Ah ! celui-ci m’appartient ! Il m’appartient comme homme et comme écrivain. J’ai sous les yeux la collection de ses jugements sur la totalité des compositeurs du dix-neuvième siècle ; j’ai ses comptes rendus de la plupart des œuvres les plus remarquables de l’école moderne. Eh bien ! ce n’est pas toujours quelque chose de joli, je vous l’assure.

On avait été intolérant pour lui, il le fut pour tout le monde. On l’avait retardé, il retarda les autres. Il rejeta à la face des jeunes toutes les railleries qu’on lui avait jetées à lui dans sa jeunesse. Il avait souffert, il fit souffrir.

En vérité, il semble qu’on ignore ou qu’on veuille ignorer l’histoire artistique de notre époque. Ces feuilletons de Berlioz dans le Journal des Débats avaient des morceaux qui révoltaient et des calembours que les plus intimes vaudevillistes n’auraient pas osé ramasser, des facéties grosses comme des maisons, et qui faisaient croire à un tempérament joyeux. Quelle erreur !

Ce novateur était l’ennemi des novateurs. Cet audacieux barrait le chemin aux audacieux. Le nom de Richard Wagner le faisait écumer. Et cependant que d’analogies entre ces deux talents !

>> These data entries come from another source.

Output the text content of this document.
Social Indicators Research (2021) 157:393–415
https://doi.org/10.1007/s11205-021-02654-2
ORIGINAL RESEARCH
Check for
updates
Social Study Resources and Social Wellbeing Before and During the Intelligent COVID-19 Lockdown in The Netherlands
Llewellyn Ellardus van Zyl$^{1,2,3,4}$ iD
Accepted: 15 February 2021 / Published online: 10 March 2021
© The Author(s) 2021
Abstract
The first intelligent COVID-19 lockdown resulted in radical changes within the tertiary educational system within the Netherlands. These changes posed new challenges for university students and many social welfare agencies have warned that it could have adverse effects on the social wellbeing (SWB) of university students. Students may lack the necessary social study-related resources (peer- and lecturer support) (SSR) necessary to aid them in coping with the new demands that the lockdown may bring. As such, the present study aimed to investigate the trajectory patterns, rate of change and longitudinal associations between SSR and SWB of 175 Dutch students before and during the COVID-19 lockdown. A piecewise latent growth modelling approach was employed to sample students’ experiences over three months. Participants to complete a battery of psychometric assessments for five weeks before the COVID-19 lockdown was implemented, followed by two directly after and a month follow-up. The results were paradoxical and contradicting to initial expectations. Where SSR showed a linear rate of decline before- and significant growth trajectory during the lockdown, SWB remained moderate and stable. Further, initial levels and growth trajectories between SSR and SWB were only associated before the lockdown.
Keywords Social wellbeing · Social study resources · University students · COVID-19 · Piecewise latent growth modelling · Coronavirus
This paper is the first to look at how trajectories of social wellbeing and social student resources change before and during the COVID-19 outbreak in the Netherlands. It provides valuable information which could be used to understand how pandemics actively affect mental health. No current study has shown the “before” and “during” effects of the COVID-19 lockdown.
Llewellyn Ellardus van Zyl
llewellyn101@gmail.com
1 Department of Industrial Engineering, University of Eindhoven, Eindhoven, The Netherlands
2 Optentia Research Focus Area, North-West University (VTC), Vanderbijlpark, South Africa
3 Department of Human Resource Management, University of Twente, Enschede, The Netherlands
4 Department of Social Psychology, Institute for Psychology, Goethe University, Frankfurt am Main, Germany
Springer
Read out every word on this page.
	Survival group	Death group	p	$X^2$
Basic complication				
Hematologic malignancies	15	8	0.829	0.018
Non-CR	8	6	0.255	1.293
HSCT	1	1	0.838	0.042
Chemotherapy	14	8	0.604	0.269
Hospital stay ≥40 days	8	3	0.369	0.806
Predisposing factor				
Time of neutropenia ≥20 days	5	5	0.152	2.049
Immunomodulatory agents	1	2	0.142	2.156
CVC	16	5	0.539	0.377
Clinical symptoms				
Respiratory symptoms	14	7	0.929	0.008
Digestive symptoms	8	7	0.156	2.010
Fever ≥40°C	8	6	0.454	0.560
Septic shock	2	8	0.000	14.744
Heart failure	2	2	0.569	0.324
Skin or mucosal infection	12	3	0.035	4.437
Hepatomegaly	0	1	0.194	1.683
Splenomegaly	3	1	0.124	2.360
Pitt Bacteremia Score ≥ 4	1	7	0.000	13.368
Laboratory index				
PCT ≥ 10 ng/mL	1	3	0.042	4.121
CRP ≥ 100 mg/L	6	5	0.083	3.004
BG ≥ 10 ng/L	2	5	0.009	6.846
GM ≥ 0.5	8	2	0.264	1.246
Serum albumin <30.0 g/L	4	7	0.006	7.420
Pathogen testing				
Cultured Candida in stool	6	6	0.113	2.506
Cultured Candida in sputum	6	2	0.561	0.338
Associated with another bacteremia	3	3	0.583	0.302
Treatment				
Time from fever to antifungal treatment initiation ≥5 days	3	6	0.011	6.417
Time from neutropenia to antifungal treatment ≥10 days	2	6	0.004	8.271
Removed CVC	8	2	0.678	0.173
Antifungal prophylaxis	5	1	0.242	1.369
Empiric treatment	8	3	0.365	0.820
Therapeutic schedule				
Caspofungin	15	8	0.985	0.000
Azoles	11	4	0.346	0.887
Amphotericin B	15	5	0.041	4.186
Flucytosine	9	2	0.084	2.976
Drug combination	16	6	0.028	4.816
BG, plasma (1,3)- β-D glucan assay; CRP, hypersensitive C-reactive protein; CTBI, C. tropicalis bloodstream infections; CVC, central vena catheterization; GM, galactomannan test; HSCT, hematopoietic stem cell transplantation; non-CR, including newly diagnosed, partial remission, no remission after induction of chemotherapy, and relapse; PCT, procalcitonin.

Le mouvement qui se produit dans l’opinion publique emprunte les apparences d’une amende honorable. On reproche au dix-neuvième siècle d’avoir méconnu et dédaigné Berlioz, de ne pas lui avoir accordé la place qu’il méritait. On dit : Vous l’avez abreuvé d’amertumes, vous avez fait de lui une sorte de paria musical, vous avez abrégé ses jours par une hostilité continuelle.